Zunächst die getrockneten Morcheln über Nacht einweichen. Am nächsten Tag den Spargel, ca. 750 g schälen und die Schälreste in ca. 2 Liter Wasser 20 min kochen. Währenddessen eine kleingeschnittene Zwiebel anrösten und die abgetropften Morcheln, ca. 300 g, mit anrösten, beiseite stellen. Spargelreste verwerfen, abschmecken und den kleingeschnittene Spargel , ca. 3 cm lang, zugeben und 15 min kochen. Spargel abgießen und Spargel wie auch Sud aufheben.
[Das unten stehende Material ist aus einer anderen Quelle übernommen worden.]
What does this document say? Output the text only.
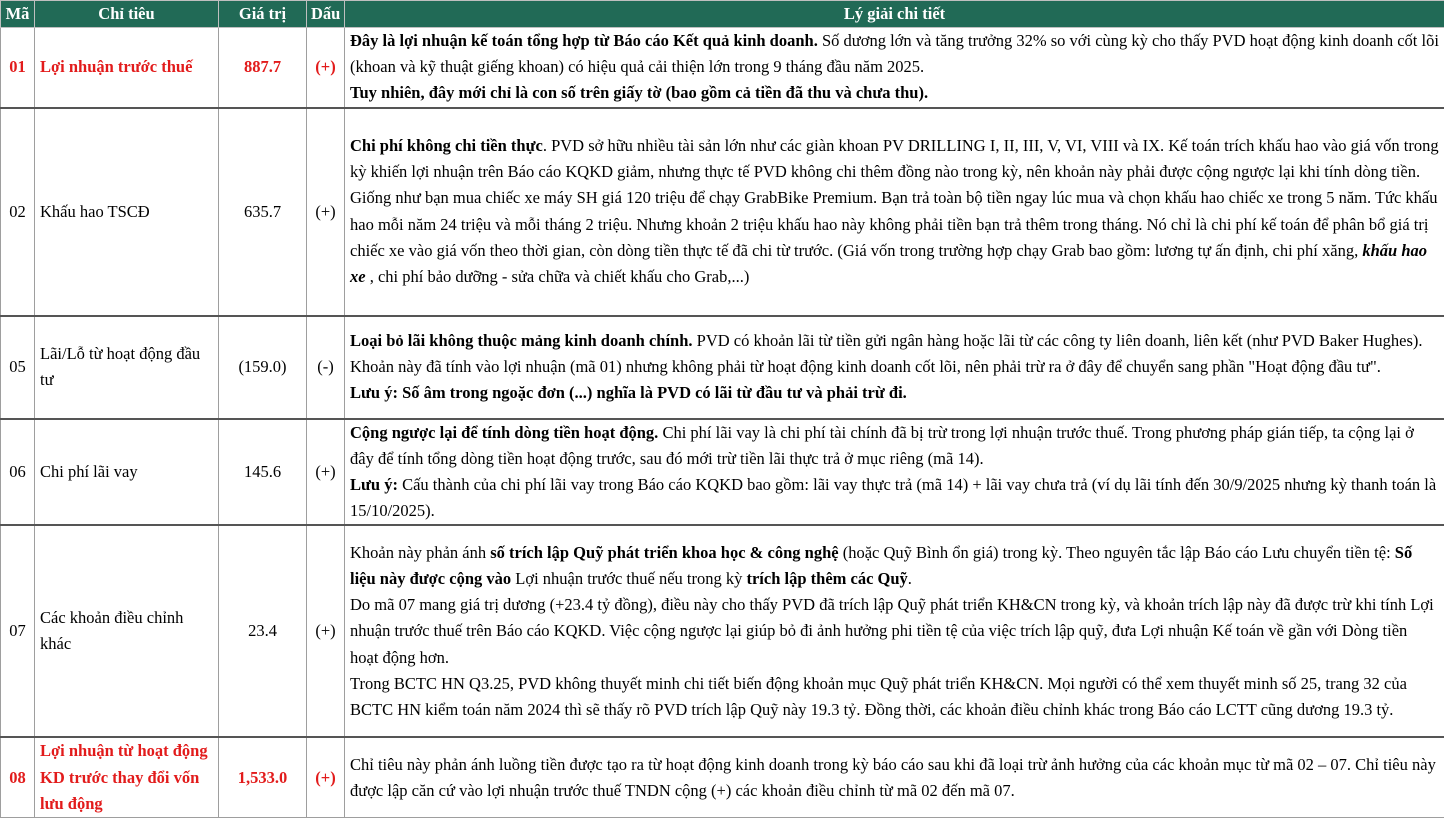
Mã	Chỉ tiêu	Giá trị	Dấu	Lý giải chi tiết
01	Lợi nhuận trước thuế	887.7	(+)	Đây là lợi nhuận kế toán tổng hợp từ Báo cáo Kết quả kinh doanh. Số dương lớn và tăng trưởng 32% so với cùng kỳ cho thấy PVD hoạt động kinh doanh cốt lõi (khoan và kỹ thuật giếng khoan) có hiệu quả cải thiện lớn trong 9 tháng đầu năm 2025.
Tuy nhiên, đây mới chỉ là con số trên giấy tờ (bao gồm cả tiền đã thu và chưa thu).

02	Khấu hao TSCĐ	635.7	(+)	Chi phí không chi tiền thực. PVD sở hữu nhiều tài sản lớn như các giàn khoan PV DRILLING I, II, III, V, VI, VIII và IX. Kế toán trích khấu hao vào giá vốn trong kỳ khiến lợi nhuận trên Báo cáo KQKD giảm, nhưng thực tế PVD không chi thêm đồng nào trong kỳ, nên khoản này phải được cộng ngược lại khi tính dòng tiền.
Giống như bạn mua chiếc xe máy SH giá 120 triệu để chạy GrabBike Premium. Bạn trả toàn bộ tiền ngay lúc mua và chọn khấu hao chiếc xe trong 5 năm. Tức khấu hao mỗi năm 24 triệu và mỗi tháng 2 triệu. Nhưng khoản 2 triệu khấu hao này không phải tiền bạn trả thêm trong tháng. Nó chỉ là chi phí kế toán để phân bổ giá trị chiếc xe vào giá vốn theo thời gian, còn dòng tiền thực tế đã chi từ trước. (Giá vốn trong trường hợp chạy Grab bao gồm: lương tự ấn định, chi phí xăng, khấu hao xe , chi phí bảo dưỡng - sửa chữa và chiết khấu cho Grab,...)

05	Lãi/Lỗ từ hoạt động đầu tư	(159.0)	(-)	Loại bỏ lãi không thuộc mảng kinh doanh chính. PVD có khoản lãi từ tiền gửi ngân hàng hoặc lãi từ các công ty liên doanh, liên kết (như PVD Baker Hughes). Khoản này đã tính vào lợi nhuận (mã 01) nhưng không phải từ hoạt động kinh doanh cốt lõi, nên phải trừ ra ở đây để chuyển sang phần "Hoạt động đầu tư".
Lưu ý: Số âm trong ngoặc đơn (...) nghĩa là PVD có lãi từ đầu tư và phải trừ đi.

06	Chi phí lãi vay	145.6	(+)	Cộng ngược lại để tính dòng tiền hoạt động. Chi phí lãi vay là chi phí tài chính đã bị trừ trong lợi nhuận trước thuế. Trong phương pháp gián tiếp, ta cộng lại ở đây để tính tổng dòng tiền hoạt động trước, sau đó mới trừ tiền lãi thực trả ở mục riêng (mã 14).
Lưu ý: Cấu thành của chi phí lãi vay trong Báo cáo KQKD bao gồm: lãi vay thực trả (mã 14) + lãi vay chưa trả (ví dụ lãi tính đến 30/9/2025 nhưng kỳ thanh toán là 15/10/2025).

07	Các khoản điều chỉnh khác	23.4	(+)	Khoản này phản ánh số trích lập Quỹ phát triển khoa học & công nghệ (hoặc Quỹ Bình ổn giá) trong kỳ. Theo nguyên tắc lập Báo cáo Lưu chuyển tiền tệ: Số liệu này được cộng vào Lợi nhuận trước thuế nếu trong kỳ trích lập thêm các Quỹ.
Do mã 07 mang giá trị dương (+23.4 tỷ đồng), điều này cho thấy PVD đã trích lập Quỹ phát triển KH&CN trong kỳ, và khoản trích lập này đã được trừ khi tính Lợi nhuận trước thuế trên Báo cáo KQKD. Việc cộng ngược lại giúp bỏ đi ảnh hưởng phi tiền tệ của việc trích lập quỹ, đưa Lợi nhuận Kế toán về gần với Dòng tiền hoạt động hơn.
Trong BCTC HN Q3.25, PVD không thuyết minh chi tiết biến động khoản mục Quỹ phát triển KH&CN. Mọi người có thể xem thuyết minh số 25, trang 32 của BCTC HN kiểm toán năm 2024 thì sẽ thấy rõ PVD trích lập Quỹ này 19.3 tỷ. Đồng thời, các khoản điều chỉnh khác trong Báo cáo LCTT cũng dương 19.3 tỷ.

08	Lợi nhuận từ hoạt động KD trước thay đổi vốn lưu động	1,533.0	(+)	Chỉ tiêu này phản ánh luồng tiền được tạo ra từ hoạt động kinh doanh trong kỳ báo cáo sau khi đã loại trừ ảnh hưởng của các khoản mục từ mã 02 – 07. Chỉ tiêu này được lập căn cứ vào lợi nhuận trước thuế TNDN cộng (+) các khoản điều chỉnh từ mã 02 đến mã 07.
Mehlschwitze herstellen und den Sud sowie die Morcheln und das restliche Morchelwasser dazugeben, 15 min köcheln lassen, dann Schuss Weißwein dazu und nochmal kurz aufkochen. 3 Esslöffel Saure Sahne mit 1Eigelb mischen, zugeben und nochmal 5 min köcheln, dann Spargel dazu und nochmal 5 min köcheln lassen. Über Nacht stehen lassen. Am nächsten Tag 1-2 Stunden in den Donauauen herumrennen um einen Schwefelporling zu finden der nicht in 5 Meter Höhe wächst. Vor Freude hinrennen, nicht aufpassen, in den Matsch fallen, Hose ruinieren und gerade so mit einer Hand festhalten bevor man in die Hochwasser-Donau fällt. Schwefelporling ernten und stolz und glücklich sein. Da im Gäuboden kein frisches Wiesenschaumkraut mehr wächst zusammen mit dem Topf Suppe und dem Schwefelporling hoch in den Bayerischen Wald fahren (800 m Höhe) und WiesenschaumkrautBlüten ernten. Suppe aufwärmen, 1-2 cm dicke Schwefelporling-Stücke kross anbraten, dazulegen, Wiesenschaumkraut drauf und fertig. Zubereitungszeit: 36 Stunden zuzüglich der Morchelsammelzeit (eigene Geschichte) und ca. 100 km Fahrt (zuzüglich Morchelsammelkilometer) also nicht gerade CO2 neutral.